This prospective observational study aims to evaluate the effect of ultrasound-guided Quadro-Iliac Plane Block (QIPB) on postoperative analgesia in patients undergoing lumbar spinal surgery. Lumbar spinal procedures are commonly associated with significant postoperative pain, which may impair early mobilization and increase opioid consumption. In routine clinical practice, QIPB is increasingly used as part of multimodal analgesia to improve pain control and reduce opioid-related adverse effects. Adult patients scheduled for elective lumbar spinal surgery under general anesthesia will be followed according to routine clinical care. Postoperative analgesia will be managed with intravenous patient-controlled analgesia (PCA) using tramadol, with or without the addition of ultrasound-guided QIPB, based on the preference of the attending anesthesiologist. No intervention or treatment assignment will be performed by the investigators. Postoperative pain scores at rest and during movement, opioid consumption, need for rescue analgesics, incidence of nausea and vomiting, and patient satisfaction will be recorded during the first 24 hours after surgery. The findings of this study are expected to provide further clinical evidence regarding the effectiveness of QIPB as part of multimodal analgesia in lumbar spinal surgery.

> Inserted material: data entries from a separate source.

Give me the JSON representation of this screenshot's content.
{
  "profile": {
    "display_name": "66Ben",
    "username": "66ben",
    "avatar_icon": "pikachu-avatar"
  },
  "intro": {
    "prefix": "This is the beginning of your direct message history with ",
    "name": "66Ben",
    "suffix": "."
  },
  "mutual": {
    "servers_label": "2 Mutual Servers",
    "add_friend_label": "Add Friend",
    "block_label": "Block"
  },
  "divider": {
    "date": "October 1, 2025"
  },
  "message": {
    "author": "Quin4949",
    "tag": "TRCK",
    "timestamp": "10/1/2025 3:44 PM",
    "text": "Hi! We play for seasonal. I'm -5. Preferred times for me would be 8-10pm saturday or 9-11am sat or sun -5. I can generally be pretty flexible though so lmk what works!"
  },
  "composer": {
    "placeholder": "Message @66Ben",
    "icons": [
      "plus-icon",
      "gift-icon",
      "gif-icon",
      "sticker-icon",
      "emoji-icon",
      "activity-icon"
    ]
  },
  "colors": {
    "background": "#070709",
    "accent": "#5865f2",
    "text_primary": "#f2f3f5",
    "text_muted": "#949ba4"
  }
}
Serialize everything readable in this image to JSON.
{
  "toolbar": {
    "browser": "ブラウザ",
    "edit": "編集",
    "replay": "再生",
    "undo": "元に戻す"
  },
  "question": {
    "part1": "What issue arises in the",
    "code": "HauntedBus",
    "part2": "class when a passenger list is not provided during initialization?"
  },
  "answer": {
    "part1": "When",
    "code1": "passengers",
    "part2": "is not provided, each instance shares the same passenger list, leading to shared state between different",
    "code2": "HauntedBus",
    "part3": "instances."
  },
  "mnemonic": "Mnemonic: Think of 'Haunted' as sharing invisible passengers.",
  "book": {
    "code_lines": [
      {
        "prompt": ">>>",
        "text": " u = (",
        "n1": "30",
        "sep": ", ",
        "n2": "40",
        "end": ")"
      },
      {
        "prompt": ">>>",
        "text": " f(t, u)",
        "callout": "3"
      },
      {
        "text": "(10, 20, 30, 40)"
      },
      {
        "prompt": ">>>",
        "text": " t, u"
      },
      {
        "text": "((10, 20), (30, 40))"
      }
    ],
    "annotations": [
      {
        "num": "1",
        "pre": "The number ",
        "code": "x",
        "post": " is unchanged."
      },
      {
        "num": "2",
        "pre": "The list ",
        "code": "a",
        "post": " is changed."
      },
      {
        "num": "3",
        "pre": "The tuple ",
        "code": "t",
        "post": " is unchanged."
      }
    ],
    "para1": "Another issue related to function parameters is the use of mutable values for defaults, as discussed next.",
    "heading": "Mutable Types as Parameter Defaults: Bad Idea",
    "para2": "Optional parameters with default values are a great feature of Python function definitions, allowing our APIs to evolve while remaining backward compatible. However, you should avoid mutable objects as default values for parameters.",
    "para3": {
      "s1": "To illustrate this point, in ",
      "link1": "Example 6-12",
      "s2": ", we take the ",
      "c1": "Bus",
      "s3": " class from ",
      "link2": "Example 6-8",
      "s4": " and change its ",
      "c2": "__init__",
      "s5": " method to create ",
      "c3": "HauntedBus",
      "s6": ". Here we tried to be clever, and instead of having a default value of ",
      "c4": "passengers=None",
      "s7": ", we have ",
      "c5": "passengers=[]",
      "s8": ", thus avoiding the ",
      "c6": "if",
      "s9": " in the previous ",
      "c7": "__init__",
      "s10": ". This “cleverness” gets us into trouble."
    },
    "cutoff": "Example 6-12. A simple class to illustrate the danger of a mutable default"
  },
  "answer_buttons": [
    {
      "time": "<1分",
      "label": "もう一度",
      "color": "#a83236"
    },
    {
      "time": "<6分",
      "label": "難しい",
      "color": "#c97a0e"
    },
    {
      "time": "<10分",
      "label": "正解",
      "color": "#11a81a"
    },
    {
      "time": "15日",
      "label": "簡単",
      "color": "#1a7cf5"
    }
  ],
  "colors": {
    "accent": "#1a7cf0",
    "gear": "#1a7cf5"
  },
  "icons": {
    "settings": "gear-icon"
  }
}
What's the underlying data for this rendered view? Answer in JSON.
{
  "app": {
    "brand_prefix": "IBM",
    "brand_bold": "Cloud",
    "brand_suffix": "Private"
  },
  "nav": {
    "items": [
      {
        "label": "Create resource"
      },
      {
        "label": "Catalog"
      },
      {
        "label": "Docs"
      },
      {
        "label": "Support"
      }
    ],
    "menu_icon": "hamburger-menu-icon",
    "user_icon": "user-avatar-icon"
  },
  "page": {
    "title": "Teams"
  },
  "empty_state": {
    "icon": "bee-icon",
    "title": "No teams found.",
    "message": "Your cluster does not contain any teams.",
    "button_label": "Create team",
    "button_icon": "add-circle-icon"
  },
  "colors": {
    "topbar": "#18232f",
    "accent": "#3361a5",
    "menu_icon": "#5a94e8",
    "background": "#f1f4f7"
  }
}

This is a single-center, prospective observational cohort study conducted in patients undergoing elective lumbar spinal surgery under general anesthesia. The study is designed to assess the effects of ultrasound-guided Quadro-Iliac Plane Block (QIPB) on postoperative analgesia when used as part of routine multimodal pain management. Eligible patients aged 18-65 years with American Society of Anesthesiologists (ASA) physical status I-III and a body mass index below 35 kg/m² will be included after providing written informed consent. All patients will receive standardized general anesthesia and postoperative intravenous patient-controlled analgesia (PCA) with tramadol as part of routine care. The decision to perform QIPB will be made by the attending anesthesiologist according to clinical judgment and routine practice, without any intervention or assignment by the research team. Ultrasound-guided QIPB, when applied, will be performed bilaterally under sterile conditions in the prone position at the end of surgery. In patients who do not receive QIPB, the surgeon will perform local anesthetic infiltration (LAI) of the incision site as part of routine postoperative analgesia. Patients will be observed in two cohorts: those receiving PCA with LAI and those receiving PCA with QIPB. Postoperative outcomes will be assessed in the post-anesthesia care unit and at 1, 6, 12, and 24 hours postoperatively. Pain intensity will be evaluated using the Numeric Rating Scale (NRS) at rest and during movement. Secondary outcomes will include total opioid consumption, time to first rescue analgesic requirement, incidence of postoperative nausea and vomiting, sedation level, and patient satisfaction assessed using a 5-point Likert scale at 24 hours. Any block-related complications will also be recorded. Data will be analyzed using appropriate statistical methods to compare postoperative analgesic outcomes between the two cohorts. This observational study aims to reflect real-world clinical practice and contribute to the growing evidence on the role of QIPB in postoperative pain management after lumbar spinal surgery.
Study Type
OBSERVATIONAL
Enrollment
60
Fatih Sultan Mehmet Training and Research Hospital
Istanbul, Istanbul, Turkey (Türkiye)
RECRUITINGPostoperative Pain Intensity
Postoperative pain intensity assessed using the Numeric Rating Scale (NRS), where 0 indicates no pain and 10 indicates the worst imaginable pain.
Time frame: Within the first 24 hours after surgery
Total Opioid Consumption
Total amount of tramadol consumption administered via intravenous patient-controlled analgesia during the first 24 hours postoperatively.
Time frame: Within the first 24 hours after surgery
Requirement for Rescue Analgesia
Need for additional rescue analgesic medication during the first 24 hours postoperatively.
Time frame: Within the first 24 hours after surgery
Postoperative Nausea and Vomiting
Incidence of postoperative nausea and vomiting during the first 24 hours after surgery.
Time frame: Within the first 24 hours after surgery
Patient Satisfaction With Pain Management
Patient satisfaction with postoperative pain management was assessed at 24 hours after surgery using a 5-point Likert Satisfaction Scale (range: 1-5), where 1 = "not satisfied at all," 2 = "not satisfied," 3 = "neutral," 4 = "satisfied," and 5 = "very satisfied," with higher scores indicating greater patient satisfaction.